Editorial | Jun 29,2019
June 20 , 2020
By HENOK TERECHA ( FORTUNE STAFF WRITER )
Tourism Ethiopia has written a protocol to prevent the spread of Novel Coronavirus (COVID-19) at tourism sites and protect tourists and tour operators from the virus.
The government tour promoter has been working on the protocol for the past three weeks via a task force composed of professionals from the Ministry of Culture & Tourism, tour operators' associations and regional states' culture and tourism bureaus.
The protocol aims at protecting tourists, tour guides and the community at the destinations from the transmission of COVID-19, according to Seleshi Girma, CEO of Tourism Ethiopia, which is preparing to consult on the protocol with religious institutions and on the destination sites with the Ethiopian Wildlife Conservation Authority.
The protocol limits the number of tourists that can visit a certain site at one time and requires physical distancing between visitors and tour guides. It requires the visitors, tourist destinations and hotel associations to comply with the World Tourism Organisation's health and hygiene safety requirements that have been set in place to combat the spread of the virus.
The sites should have thermometers to test the temperature of the visitors before they get to the site. The tourists should also disinfect their materials at every tourist destination before they enter, according to the draft protocol.
The destinations should also cut their serving capacity, and the destinations are also advised to increase the number of windows they use to give service to visitors to avoid crowds. They are also encouraged to implement E-payment systems enabling tourists to pay and finalise tripes online before reaching the destination.
The protocol will help the sector to not lose experienced workers and to keep the sector on track, according to Andinet Feleke, president of the Ethiopian Tour Operators Association, which has 300 tour operators as members that account for a total of 3,000 employees.
Tour guides are also expected to regularly disinfect the vehicles that they use to transport tourists before travel and after travel. They should also regularly check the health status of the visitors throughout their trips.
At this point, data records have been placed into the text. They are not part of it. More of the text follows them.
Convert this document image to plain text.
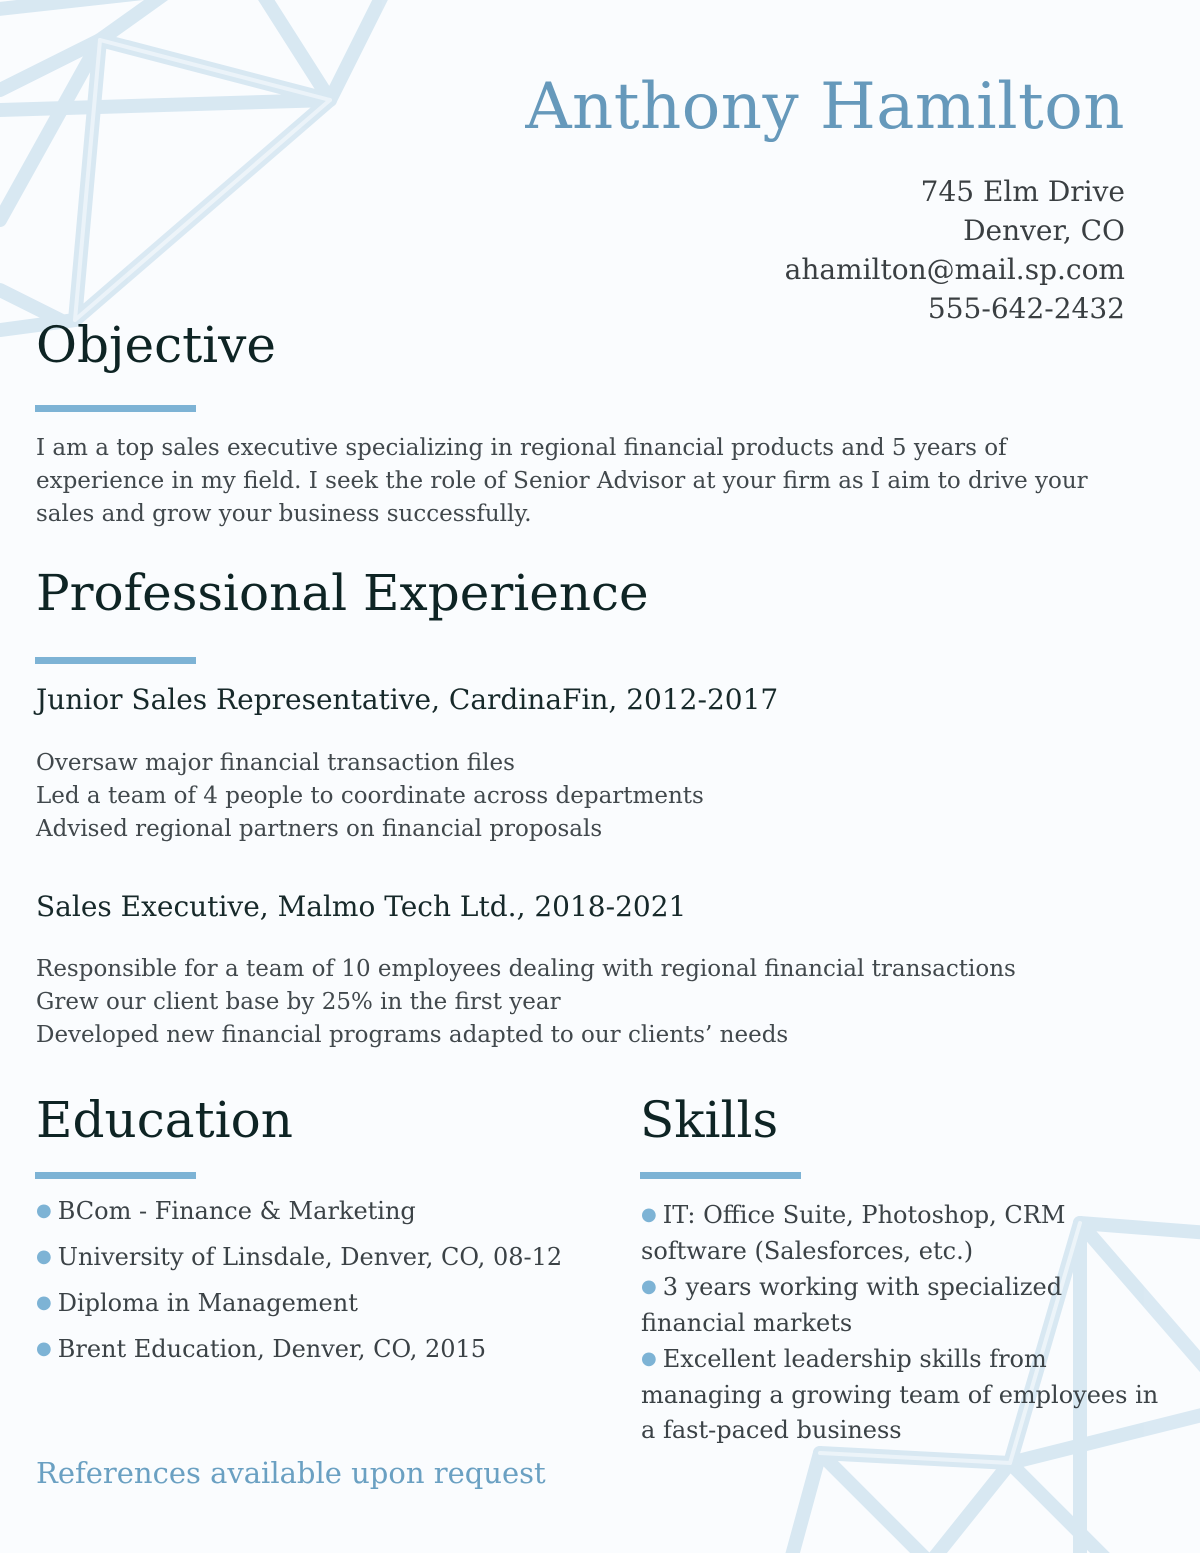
Anthony Hamilton
745 Elm Drive
Denver, CO
ahamilton@mail.sp.com
555-642-2432
Objective
I am a top sales executive specializing in regional financial products and 5 years of experience in my field. I seek the role of Senior Advisor at your firm as I aim to drive your sales and grow your business successfully.
Professional Experience
Junior Sales Representative, CardinaFin, 2012-2017
Oversaw major financial transaction files
Led a team of 4 people to coordinate across departments
Advised regional partners on financial proposals
Sales Executive, Malmo Tech Ltd., 2018-2021
Responsible for a team of 10 employees dealing with regional financial transactions
Grew our client base by 25% in the first year
Developed new financial programs adapted to our clients’ needs
Education
● BCom - Finance & Marketing
● University of Linsdale, Denver, CO, 08-12
● Diploma in Management
● Brent Education, Denver, CO, 2015
Skills
● IT: Office Suite, Photoshop, CRM software (Salesforces, etc.)
● 3 years working with specialized financial markets
● Excellent leadership skills from managing a growing team of employees in a fast-paced business
References available upon request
Tourism is one of the industries that has been most harmed by the global outbreak of the virus. The industry has suffered since the lockdown in many countries across the world and flight suspensions of most of the international airline companies.
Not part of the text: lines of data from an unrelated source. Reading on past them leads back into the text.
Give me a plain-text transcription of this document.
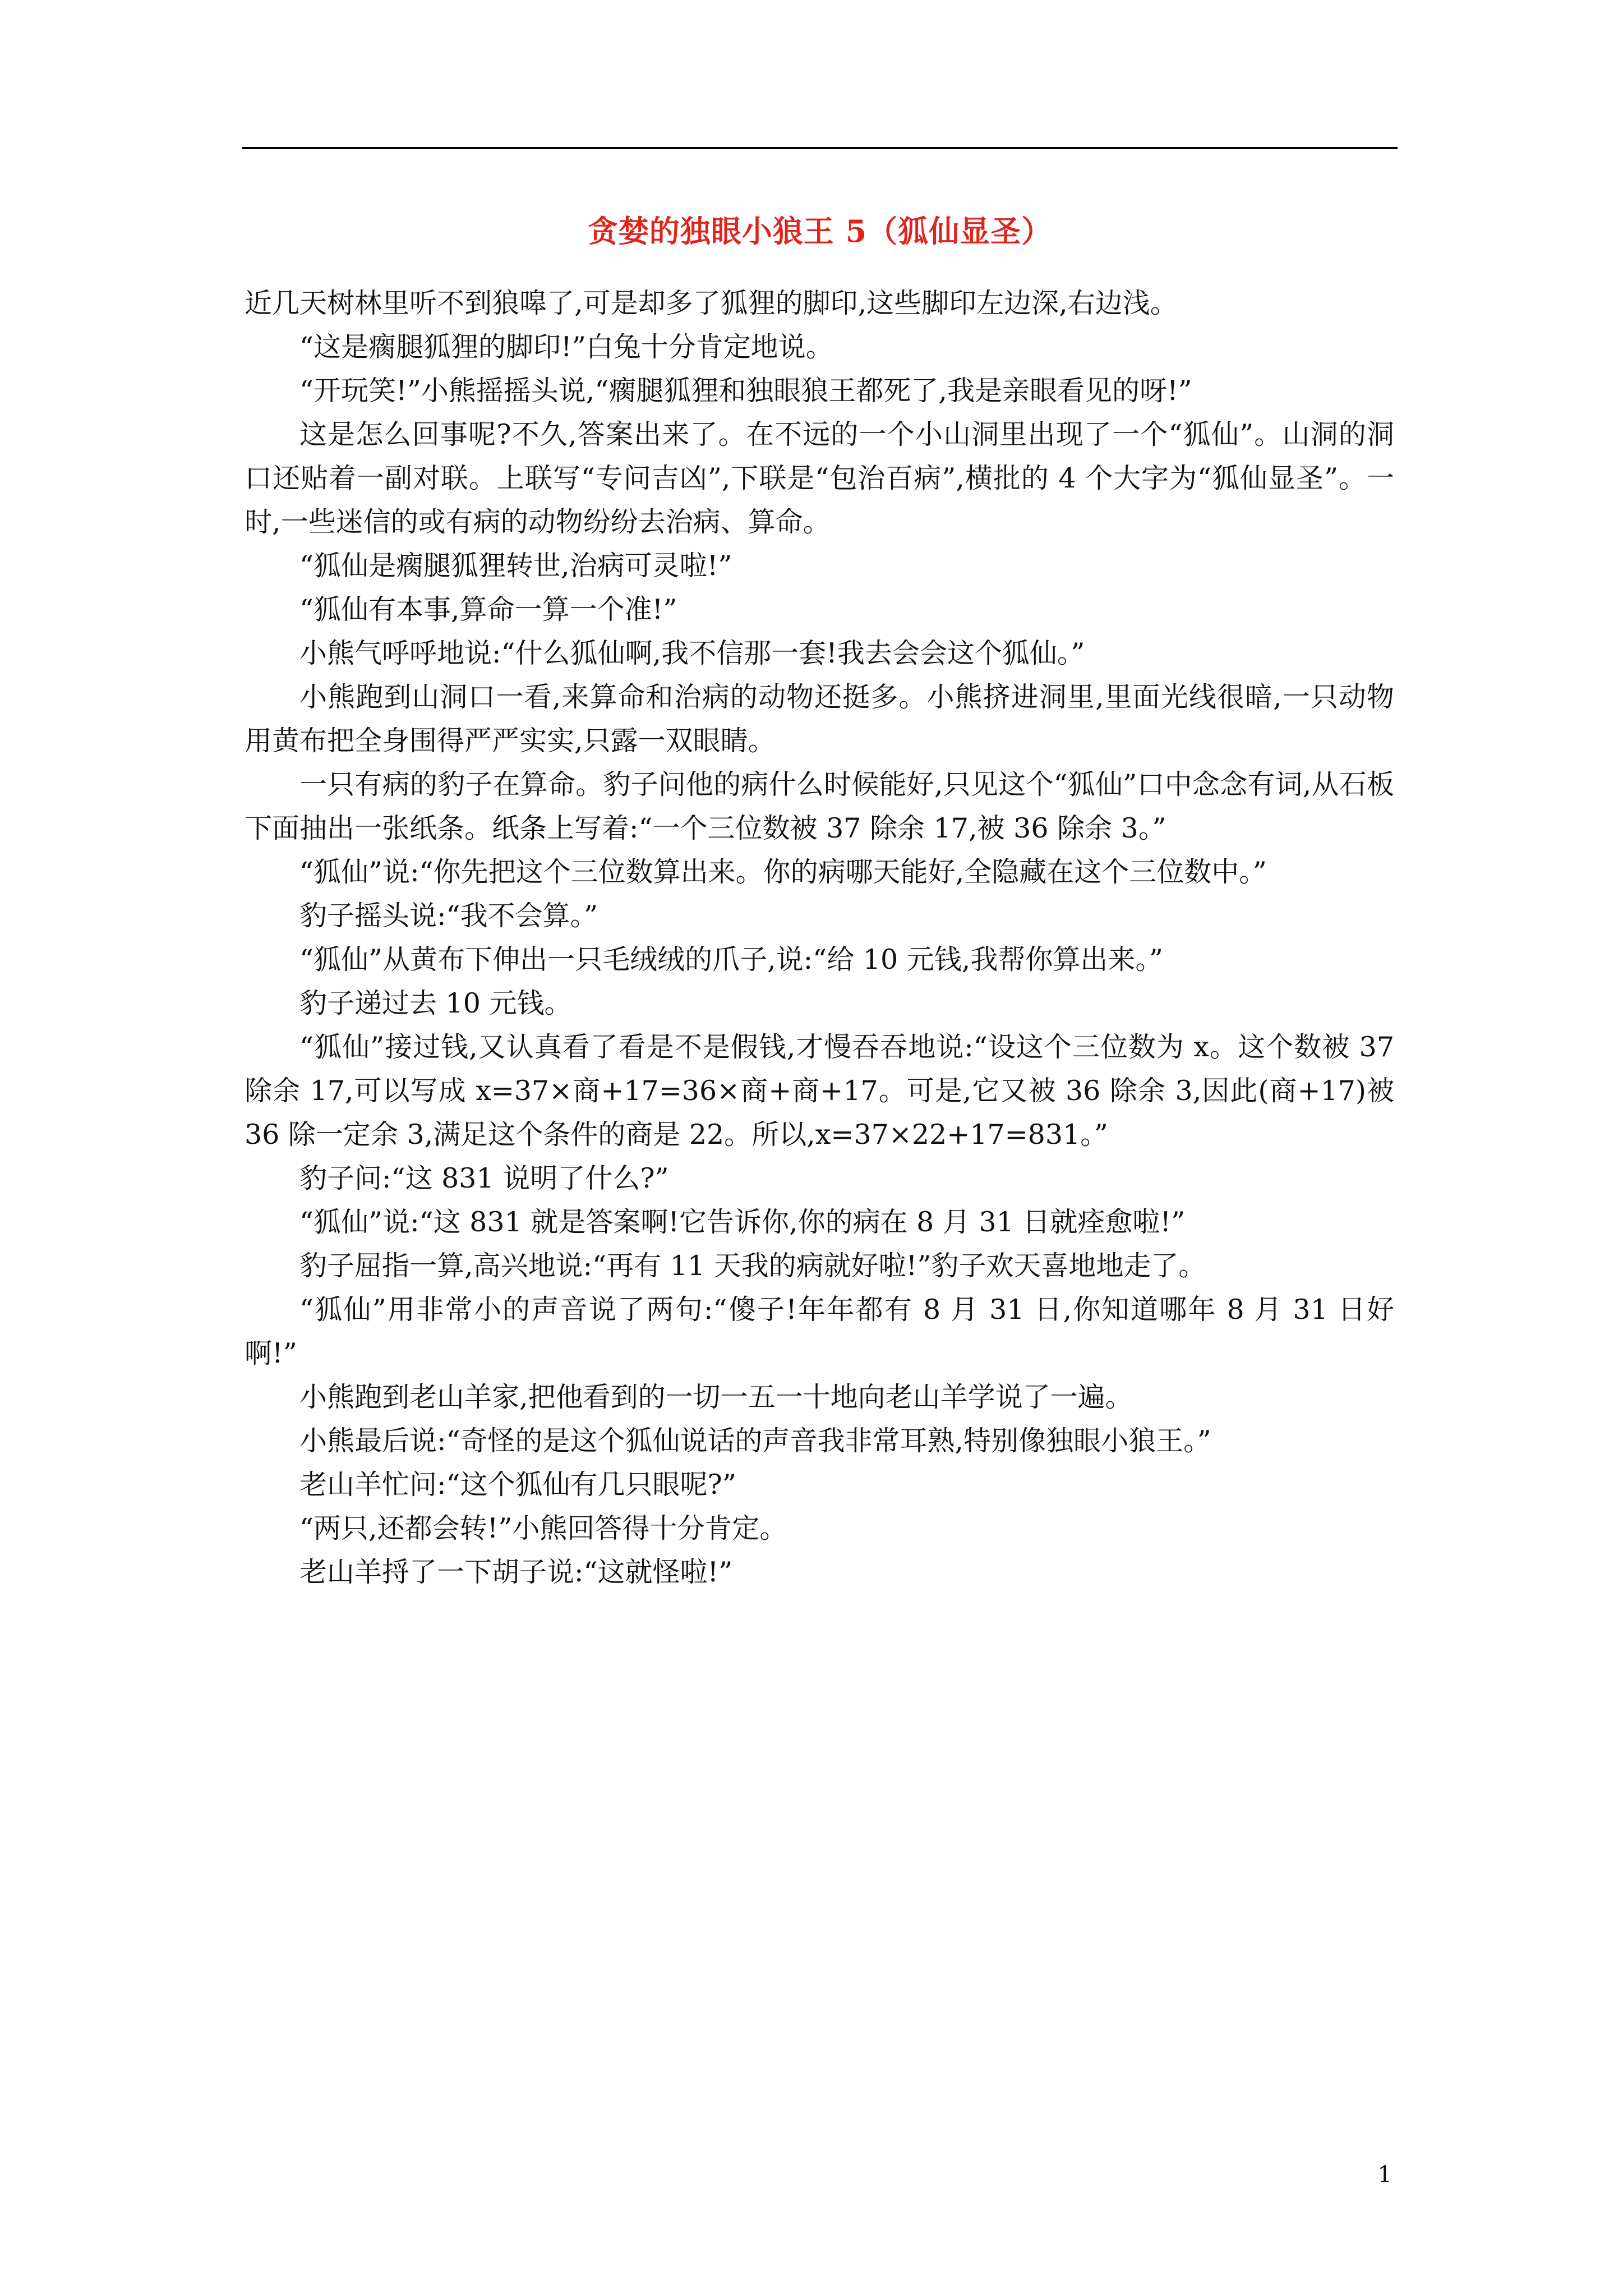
贪婪的独眼小狼王 5（狐仙显圣）

近几天树林里听不到狼嗥了,可是却多了狐狸的脚印,这些脚印左边深,右边浅。

“这是瘸腿狐狸的脚印!”白兔十分肯定地说。

“开玩笑!”小熊摇摇头说,“瘸腿狐狸和独眼狼王都死了,我是亲眼看见的呀!”

这是怎么回事呢?不久,答案出来了。在不远的一个小山洞里出现了一个“狐仙”。山洞的洞口还贴着一副对联。上联写“专问吉凶”,下联是“包治百病”,横批的 4 个大字为“狐仙显圣”。一时,一些迷信的或有病的动物纷纷去治病、算命。

“狐仙是瘸腿狐狸转世,治病可灵啦!”

“狐仙有本事,算命一算一个准!”

小熊气呼呼地说:“什么狐仙啊,我不信那一套!我去会会这个狐仙。”

小熊跑到山洞口一看,来算命和治病的动物还挺多。小熊挤进洞里,里面光线很暗,一只动物用黄布把全身围得严严实实,只露一双眼睛。

一只有病的豹子在算命。豹子问他的病什么时候能好,只见这个“狐仙”口中念念有词,从石板下面抽出一张纸条。纸条上写着:“一个三位数被 37 除余 17,被 36 除余 3。”

“狐仙”说:“你先把这个三位数算出来。你的病哪天能好,全隐藏在这个三位数中。”

豹子摇头说:“我不会算。”

“狐仙”从黄布下伸出一只毛绒绒的爪子,说:“给 10 元钱,我帮你算出来。”

豹子递过去 10 元钱。

“狐仙”接过钱,又认真看了看是不是假钱,才慢吞吞地说:“设这个三位数为 x。这个数被 37 除余 17,可以写成 x=37×商+17=36×商+商+17。可是,它又被 36 除余 3,因此(商+17)被 36 除一定余 3,满足这个条件的商是 22。所以,x=37×22+17=831。”

豹子问:“这 831 说明了什么?”

“狐仙”说:“这 831 就是答案啊!它告诉你,你的病在 8 月 31 日就痊愈啦!”

豹子屈指一算,高兴地说:“再有 11 天我的病就好啦!”豹子欢天喜地地走了。

“狐仙”用非常小的声音说了两句:“傻子!年年都有 8 月 31 日,你知道哪年 8 月 31 日好啊!”

小熊跑到老山羊家,把他看到的一切一五一十地向老山羊学说了一遍。

小熊最后说:“奇怪的是这个狐仙说话的声音我非常耳熟,特别像独眼小狼王。”

老山羊忙问:“这个狐仙有几只眼呢?”

“两只,还都会转!”小熊回答得十分肯定。

老山羊捋了一下胡子说:“这就怪啦!”

1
Ethiopia could lose up to one billion dollars due to the situation, according to Endegena Desalegn, acting communications director at the Ministry of Culture & Tourism.
During the first nine months of the current fiscal year, a total of 541,145 tourists arrived in the country and generated just under 2.1 billion dollars. In the last fiscal year, 811,604 tourists arrived in Ethiopia, generating 3.2 billion dollars in revenue.
The protocol is part of the recovery strategy that has been drafted by the Ministry of Culture & Tourism and Tourism Ethiopia to help the industry bounce back. The strategy incorporates proactive communication and media engagement; cooperative image building and marketing; stimulation of the struggling industry; service excellence and product diversification, implementation arrangements, monitoring and evaluation of performance.
Henok Seyoum, a tourism journalist, appreciates the government taking action before the industry is hit hard and falls to an unrecoverable level.
"The measures will let the operators and the professionals stay in business until the pandemic is over," he said.
Henok adds that only the federal offices are taking action, while the regional culture and tourism bureaus remain dormant.
“The regional offices and administrations of tourist destination sites need to cooperate and work closely with the federal offices," Henok said.